Ford Motor will suspend production of its F-150 Lightning until at least February 24 because the electric pickup truck has a battery problem.
This week, the Michigan automaker noticed a potential problem with the battery during a pre-shipment quality inspection and began investigating the cause. Ford said it is not aware of any battery issues affecting vehicles already on the road.
“We believe we have identified the root cause of this problem,” Ford spokeswoman Emma Berg told CBS MoneyWatch on Wednesday. “By the end of next week, we expect to complete our investigation and apply what we learn to the truck battery manufacturing process.”
The process “could take several weeks” to apply, Berg said.
“We will continue to keep the cars already in production while we work on engineering and technology updates,” she said.
Ford started selling its F-150 Lightning last year. The production pause threatens Ford’s plan to deliver 600,000 Lightning trucks in 2023.
Since their release last May, Ford sold 15,617 electric trucks, according to the company’s latest figures. Company sold 2,436 of them in October, the largest number sold in a month.
Rapid demand for electric cars
Ford is betting big on the F-150 Lightning, investing million dollars for a new plant for the already named car MotorTrend 2023 Truck of the Year.
When company officials first announced the truck in 2021, demand quickly took off as the pre-order list exceeded 100,000 within three weeks. Workers build a car at a new factory in Dearborn, Michigan.
Ford’s hiatus comes amid growing interest and demand for electric cars in the US survey of the AAA Automobile Club found that about a quarter of Americans say they want an electric car as their next car purchase. A study by Recurrent, an automotive industry analysis company, found interest in buying an electric car has grown by 70% since January last year.

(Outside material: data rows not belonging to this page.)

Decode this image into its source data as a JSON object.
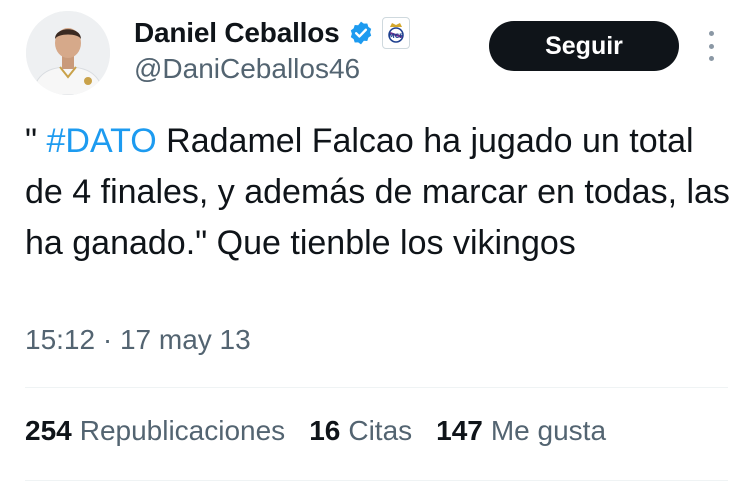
{
  "author": {
    "display_name": "Daniel Ceballos",
    "handle": "@DaniCeballos46",
    "verified_color": "#1d9bf0",
    "affiliation_icon": "real-madrid-crest-icon"
  },
  "follow_label": "Seguir",
  "tweet": {
    "prefix": "\" ",
    "hashtag": "#DATO",
    "body": " Radamel Falcao ha jugado un total de 4 finales, y además de marcar en todas, las ha ganado.\" Que tienble los vikingos",
    "timestamp": "15:12 · 17 may 13"
  },
  "stats": {
    "reposts_count": "254",
    "reposts_label": "Republicaciones",
    "quotes_count": "16",
    "quotes_label": "Citas",
    "likes_count": "147",
    "likes_label": "Me gusta"
  },
  "colors": {
    "accent": "#1d9bf0",
    "button_bg": "#0f1419",
    "secondary_text": "#536471"
  }
}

Ford raised the price of the F-150 Lightning in October as it sought to offset rising production costs. Other automakers have also raised the price of their electric vehicle lines — including Rivian, GM and Tesla — against the background of the surge metal prices and higher costs for components such as lithiumwhich is used to make batteries.
Earlier this month, Ford reported a profit of $1.3 billion for the fourth quarter of 2022, down 89% from the same period last year. CEO Jim Farley said on an earnings call this month that he was disappointed with the 2022 results “because it could have been a much bigger year for us at Ford.”
Ford shares fell nearly 1% to about $12.80 a share on Wednesday, a second straight day of declines.